Tout en convenant du risque lié à la santé mentale au sein de la population des restrictions sanitaires pour lutter contre la propagation de la COVID-19, le chef du gouvernement rappelle qu’il s’agit d’évaluer « la balance des inconvénients » en admettant que certaines personnes se trouvent plus esseulées dans ce contexte.

Investissement sans précédent

Le ministre Carmant a présenté les grands pans de l’aide de 100 M$ pour répondre aux besoins en santé mentale en précisant qu’il s’agit d’un « investissement sans précédent tant en santé mentale qu’en santé psychosociale pour répondre à une situation qui l’est tout autant, soit la pandémie ».

Cet investissement devait être présenté dans le cadre de la mise à jour économique du gouvernement du Québec, le 12 novembre, mais il a été devancé.

Le programme s’articule en cinq volets :

–       35 M$ pour obtenir des services du secteur privé et favoriser l’accès des jeunes de 17 à 29 ans aux soins;

–       31,1 M$ soutiendront le rehaussement des services dans les établissements publics;

–       19 M$ permettront des interventions sur le terrain auprès des clientèles vulnérables;

–       10 M$  pour les organismes communautaires en santé mentale;

–       4,9 M$ pour déployer de façon accélérée la stratégie numérique en prévention du suicide.

Le ministre Carmant rappelle que 50 % des gens aux prises avec des problèmes de santé mentale ne consultent pas.

Pas de risque zéro

Le ministre délégué à la Santé et aux Services sociaux, le docteur Lionel Carmant, convient que peu importent les programmes, « on ne peut prévenir tous ces cas exceptionnels » où des personnes provoquent des catastrophes, comme celles des attentats de Polytechnique et Concordia ou encore comme samedi soir dans le Vieux-Québec.

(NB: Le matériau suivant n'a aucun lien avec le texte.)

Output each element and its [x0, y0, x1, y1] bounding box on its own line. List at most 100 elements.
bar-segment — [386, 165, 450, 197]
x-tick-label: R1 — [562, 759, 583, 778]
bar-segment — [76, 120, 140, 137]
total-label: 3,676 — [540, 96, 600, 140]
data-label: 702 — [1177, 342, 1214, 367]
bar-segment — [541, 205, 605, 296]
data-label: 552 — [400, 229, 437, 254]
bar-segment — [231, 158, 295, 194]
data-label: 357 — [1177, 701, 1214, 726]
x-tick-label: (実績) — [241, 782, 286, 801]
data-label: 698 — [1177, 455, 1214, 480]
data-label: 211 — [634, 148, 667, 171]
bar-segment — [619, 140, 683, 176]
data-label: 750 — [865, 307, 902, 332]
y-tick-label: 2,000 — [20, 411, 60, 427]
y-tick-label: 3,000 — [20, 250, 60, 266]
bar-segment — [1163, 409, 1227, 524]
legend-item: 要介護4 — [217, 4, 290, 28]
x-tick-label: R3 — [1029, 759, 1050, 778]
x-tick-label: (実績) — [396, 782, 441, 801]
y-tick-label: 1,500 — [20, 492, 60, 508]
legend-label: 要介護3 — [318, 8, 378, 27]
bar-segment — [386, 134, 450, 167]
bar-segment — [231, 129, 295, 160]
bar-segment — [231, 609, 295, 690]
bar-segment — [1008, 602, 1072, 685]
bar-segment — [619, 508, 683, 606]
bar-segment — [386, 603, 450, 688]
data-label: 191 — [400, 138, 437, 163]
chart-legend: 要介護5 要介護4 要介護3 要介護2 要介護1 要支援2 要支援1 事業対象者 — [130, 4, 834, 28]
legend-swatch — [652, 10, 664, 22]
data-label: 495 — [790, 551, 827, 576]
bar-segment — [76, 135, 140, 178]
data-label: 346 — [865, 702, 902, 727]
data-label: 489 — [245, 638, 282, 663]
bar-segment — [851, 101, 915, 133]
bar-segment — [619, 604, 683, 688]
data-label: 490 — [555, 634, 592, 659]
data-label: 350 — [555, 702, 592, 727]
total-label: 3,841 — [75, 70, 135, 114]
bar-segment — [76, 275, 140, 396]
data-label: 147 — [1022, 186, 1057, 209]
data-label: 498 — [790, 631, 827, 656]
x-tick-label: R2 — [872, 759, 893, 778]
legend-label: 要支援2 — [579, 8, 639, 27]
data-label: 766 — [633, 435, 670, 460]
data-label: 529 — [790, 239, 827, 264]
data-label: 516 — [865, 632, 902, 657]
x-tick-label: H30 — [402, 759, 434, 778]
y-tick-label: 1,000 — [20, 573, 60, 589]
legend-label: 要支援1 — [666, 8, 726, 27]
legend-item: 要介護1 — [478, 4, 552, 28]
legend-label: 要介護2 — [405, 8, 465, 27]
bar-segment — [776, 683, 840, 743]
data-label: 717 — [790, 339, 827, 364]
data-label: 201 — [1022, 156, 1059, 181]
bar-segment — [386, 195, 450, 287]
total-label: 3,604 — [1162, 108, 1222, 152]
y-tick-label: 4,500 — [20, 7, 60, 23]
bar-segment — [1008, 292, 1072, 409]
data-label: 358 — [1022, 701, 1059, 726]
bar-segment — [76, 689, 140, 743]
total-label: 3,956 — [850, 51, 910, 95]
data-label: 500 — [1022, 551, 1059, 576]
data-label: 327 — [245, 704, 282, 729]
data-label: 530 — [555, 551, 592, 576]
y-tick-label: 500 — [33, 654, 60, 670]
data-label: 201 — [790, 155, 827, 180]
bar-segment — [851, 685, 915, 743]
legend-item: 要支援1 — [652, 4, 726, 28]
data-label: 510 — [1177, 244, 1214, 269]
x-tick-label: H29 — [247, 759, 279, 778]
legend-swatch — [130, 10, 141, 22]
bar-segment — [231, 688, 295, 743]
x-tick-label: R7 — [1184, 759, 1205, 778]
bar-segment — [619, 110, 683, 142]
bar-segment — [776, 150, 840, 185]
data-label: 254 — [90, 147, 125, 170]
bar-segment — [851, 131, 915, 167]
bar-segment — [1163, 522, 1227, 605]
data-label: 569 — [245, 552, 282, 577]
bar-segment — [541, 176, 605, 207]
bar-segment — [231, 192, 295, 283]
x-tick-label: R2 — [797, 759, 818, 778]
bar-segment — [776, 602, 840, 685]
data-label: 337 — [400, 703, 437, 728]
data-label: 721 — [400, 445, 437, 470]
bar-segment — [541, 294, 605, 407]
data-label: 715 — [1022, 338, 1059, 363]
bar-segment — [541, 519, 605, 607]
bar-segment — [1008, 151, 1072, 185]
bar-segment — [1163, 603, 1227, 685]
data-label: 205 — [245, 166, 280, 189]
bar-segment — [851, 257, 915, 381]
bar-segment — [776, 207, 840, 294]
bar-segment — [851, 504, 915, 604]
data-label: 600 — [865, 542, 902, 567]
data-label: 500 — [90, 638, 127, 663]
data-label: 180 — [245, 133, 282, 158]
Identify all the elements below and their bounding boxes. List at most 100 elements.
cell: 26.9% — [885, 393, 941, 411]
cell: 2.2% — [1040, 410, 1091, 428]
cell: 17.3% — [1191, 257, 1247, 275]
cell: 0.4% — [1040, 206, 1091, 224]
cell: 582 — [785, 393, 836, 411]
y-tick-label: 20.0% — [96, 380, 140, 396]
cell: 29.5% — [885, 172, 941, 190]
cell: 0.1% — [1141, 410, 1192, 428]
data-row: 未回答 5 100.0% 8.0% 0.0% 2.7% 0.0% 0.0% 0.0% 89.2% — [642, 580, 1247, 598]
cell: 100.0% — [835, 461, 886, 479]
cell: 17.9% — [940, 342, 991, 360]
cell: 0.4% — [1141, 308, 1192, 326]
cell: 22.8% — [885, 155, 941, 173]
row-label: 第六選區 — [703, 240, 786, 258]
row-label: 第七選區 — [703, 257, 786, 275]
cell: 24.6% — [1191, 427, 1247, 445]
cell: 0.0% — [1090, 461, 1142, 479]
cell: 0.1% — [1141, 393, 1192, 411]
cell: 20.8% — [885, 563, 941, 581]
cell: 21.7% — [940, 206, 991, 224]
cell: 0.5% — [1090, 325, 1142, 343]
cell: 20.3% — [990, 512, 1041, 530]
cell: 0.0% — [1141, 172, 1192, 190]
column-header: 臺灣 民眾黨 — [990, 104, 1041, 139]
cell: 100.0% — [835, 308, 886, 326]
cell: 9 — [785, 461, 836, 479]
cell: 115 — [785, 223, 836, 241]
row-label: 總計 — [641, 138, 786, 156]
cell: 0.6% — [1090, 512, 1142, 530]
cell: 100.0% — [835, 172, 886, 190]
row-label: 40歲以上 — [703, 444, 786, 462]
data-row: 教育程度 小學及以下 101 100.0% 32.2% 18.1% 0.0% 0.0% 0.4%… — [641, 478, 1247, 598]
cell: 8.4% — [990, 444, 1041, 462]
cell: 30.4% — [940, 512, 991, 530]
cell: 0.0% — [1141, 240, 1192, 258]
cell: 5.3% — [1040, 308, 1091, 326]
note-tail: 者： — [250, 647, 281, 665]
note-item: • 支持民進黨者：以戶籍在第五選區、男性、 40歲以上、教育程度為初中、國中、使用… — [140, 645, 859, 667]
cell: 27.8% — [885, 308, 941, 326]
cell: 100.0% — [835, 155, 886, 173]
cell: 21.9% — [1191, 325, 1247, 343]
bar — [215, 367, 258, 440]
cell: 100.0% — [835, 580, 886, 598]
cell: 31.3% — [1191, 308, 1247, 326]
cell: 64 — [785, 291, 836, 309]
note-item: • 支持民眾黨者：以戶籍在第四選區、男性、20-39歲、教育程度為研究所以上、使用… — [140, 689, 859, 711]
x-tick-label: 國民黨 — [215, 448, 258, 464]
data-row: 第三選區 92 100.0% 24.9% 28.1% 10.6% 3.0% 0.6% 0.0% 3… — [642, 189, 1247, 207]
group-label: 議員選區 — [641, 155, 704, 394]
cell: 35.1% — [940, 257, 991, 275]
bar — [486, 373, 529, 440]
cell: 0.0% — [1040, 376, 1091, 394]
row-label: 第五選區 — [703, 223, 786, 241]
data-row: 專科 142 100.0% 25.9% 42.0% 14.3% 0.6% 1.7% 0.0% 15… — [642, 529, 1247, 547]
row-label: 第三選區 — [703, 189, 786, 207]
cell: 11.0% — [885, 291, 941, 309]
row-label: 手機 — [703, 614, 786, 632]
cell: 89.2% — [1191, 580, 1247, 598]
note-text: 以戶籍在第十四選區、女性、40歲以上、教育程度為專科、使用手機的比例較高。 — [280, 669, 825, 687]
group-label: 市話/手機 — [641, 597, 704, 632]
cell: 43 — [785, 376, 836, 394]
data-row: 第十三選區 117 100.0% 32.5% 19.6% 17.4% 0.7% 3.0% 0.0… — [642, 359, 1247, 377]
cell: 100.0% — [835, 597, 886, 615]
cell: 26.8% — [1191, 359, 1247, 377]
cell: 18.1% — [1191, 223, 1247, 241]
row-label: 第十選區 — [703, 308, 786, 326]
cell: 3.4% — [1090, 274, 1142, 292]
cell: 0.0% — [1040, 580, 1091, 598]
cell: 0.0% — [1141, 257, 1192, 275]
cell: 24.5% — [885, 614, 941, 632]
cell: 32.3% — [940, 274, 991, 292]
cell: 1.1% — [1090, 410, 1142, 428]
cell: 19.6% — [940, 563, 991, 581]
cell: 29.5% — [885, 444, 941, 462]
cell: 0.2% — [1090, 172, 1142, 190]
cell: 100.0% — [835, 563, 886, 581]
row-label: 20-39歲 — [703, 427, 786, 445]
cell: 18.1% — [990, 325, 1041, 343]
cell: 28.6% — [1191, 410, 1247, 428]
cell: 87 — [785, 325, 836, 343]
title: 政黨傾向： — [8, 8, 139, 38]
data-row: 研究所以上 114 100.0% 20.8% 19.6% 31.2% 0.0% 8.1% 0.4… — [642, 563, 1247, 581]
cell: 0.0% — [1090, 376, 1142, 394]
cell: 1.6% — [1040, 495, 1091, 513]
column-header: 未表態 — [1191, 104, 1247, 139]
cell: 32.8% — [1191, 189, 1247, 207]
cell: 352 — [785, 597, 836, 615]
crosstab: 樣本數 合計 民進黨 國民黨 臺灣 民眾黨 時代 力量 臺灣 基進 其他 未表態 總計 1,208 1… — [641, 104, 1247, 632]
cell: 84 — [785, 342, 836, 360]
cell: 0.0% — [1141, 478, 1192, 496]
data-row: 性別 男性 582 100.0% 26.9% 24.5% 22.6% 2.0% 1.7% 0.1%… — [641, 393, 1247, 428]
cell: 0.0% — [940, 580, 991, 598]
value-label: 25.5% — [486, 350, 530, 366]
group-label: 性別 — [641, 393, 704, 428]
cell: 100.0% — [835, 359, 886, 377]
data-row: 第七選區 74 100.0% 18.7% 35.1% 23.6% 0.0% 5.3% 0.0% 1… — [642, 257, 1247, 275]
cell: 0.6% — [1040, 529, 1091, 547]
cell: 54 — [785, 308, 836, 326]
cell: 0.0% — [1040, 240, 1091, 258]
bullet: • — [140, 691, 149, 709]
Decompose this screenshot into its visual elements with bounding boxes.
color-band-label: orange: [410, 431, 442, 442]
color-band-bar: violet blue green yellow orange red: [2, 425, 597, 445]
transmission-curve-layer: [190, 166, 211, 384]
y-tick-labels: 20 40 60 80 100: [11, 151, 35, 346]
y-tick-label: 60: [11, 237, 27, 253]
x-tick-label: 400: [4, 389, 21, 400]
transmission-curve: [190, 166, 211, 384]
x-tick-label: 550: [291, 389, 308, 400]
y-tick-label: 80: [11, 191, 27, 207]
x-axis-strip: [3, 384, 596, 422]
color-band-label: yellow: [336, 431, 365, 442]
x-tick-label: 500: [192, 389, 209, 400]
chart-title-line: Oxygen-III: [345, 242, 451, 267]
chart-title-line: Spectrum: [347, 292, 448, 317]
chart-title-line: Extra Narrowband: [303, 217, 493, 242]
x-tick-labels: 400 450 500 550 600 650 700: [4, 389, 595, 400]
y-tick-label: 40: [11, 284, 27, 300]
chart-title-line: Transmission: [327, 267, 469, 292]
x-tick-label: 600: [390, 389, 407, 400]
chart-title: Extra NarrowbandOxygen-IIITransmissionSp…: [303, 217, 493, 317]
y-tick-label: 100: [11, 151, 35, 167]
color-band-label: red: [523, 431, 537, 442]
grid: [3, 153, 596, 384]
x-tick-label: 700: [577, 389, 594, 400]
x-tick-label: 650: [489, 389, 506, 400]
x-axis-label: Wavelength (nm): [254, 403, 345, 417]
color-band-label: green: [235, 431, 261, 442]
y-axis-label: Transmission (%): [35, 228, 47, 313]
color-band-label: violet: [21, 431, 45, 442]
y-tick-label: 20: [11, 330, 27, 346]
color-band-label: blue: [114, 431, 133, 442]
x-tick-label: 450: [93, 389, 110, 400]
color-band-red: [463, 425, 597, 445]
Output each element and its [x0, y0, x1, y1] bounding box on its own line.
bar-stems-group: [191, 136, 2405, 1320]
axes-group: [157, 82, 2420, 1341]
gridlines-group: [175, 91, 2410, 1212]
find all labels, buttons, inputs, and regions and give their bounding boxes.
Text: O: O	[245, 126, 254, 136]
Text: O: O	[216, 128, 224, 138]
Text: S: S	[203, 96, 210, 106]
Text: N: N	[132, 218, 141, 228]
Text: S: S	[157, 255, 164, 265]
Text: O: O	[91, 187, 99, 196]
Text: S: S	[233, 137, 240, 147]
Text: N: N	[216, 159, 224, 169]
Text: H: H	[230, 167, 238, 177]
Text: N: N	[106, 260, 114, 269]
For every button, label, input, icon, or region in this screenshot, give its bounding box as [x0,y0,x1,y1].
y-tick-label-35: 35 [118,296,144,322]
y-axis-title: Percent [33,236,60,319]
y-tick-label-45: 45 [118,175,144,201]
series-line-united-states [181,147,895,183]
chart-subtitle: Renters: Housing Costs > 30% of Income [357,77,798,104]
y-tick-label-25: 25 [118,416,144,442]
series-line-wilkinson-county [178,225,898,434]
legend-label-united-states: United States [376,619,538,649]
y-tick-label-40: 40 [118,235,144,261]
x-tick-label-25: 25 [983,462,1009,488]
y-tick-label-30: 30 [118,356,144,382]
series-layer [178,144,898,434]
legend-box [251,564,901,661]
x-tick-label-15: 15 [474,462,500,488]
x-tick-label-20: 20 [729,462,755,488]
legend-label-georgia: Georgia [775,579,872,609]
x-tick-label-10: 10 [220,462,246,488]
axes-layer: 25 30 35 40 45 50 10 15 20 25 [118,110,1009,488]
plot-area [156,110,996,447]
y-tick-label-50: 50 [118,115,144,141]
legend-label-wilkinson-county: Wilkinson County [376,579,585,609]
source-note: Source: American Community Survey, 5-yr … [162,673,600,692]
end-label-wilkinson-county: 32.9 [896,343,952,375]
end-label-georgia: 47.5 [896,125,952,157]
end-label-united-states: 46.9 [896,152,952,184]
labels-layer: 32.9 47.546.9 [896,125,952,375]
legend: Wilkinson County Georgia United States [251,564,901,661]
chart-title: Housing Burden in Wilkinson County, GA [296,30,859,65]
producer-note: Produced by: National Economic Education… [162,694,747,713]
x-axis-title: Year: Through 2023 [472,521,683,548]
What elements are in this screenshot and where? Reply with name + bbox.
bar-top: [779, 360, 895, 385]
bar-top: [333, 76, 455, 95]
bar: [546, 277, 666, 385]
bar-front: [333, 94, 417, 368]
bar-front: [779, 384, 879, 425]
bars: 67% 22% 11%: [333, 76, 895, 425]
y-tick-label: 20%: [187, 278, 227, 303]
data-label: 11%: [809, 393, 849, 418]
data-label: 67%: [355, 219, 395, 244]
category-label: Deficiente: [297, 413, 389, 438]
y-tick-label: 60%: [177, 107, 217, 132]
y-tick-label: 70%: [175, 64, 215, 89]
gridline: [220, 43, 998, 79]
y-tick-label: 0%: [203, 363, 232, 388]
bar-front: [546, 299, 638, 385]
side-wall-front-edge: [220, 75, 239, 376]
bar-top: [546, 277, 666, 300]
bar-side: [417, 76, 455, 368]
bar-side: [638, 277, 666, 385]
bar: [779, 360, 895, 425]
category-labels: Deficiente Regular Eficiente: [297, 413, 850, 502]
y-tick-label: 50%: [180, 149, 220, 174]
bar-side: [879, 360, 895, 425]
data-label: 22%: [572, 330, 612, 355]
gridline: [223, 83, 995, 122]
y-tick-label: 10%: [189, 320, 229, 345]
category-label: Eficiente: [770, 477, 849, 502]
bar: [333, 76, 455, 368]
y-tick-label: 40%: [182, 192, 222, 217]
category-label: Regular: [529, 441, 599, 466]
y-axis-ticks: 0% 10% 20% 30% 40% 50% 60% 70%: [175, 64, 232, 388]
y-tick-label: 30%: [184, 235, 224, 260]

« Il n’y a pas une mesure qui, à elle seule, peut faire la différence. C’est très triste, mais le risque zéro n’existe pas », explique le ministre qui est aussi neurologue.

Convictions renforcées

M. Legault admet que la deuxième vague renforce les convictions des personnes opposées aux mesures de confinement, mais il souligne que tous les gouvernements dans le monde sont aux prises avec la même situation et les mêmes obligations.

« Je comprends qu’il y ait des Québécoises et des Québécois qui sont tannés et fâchés par les mesures, mais ça reste une minorité. On a à jongler avec la qualité de vie et la vie tout court. Pour sauver des vies, ça affecte la qualité de vie des citoyennes et des citoyens », rappelle le premier ministre québécois.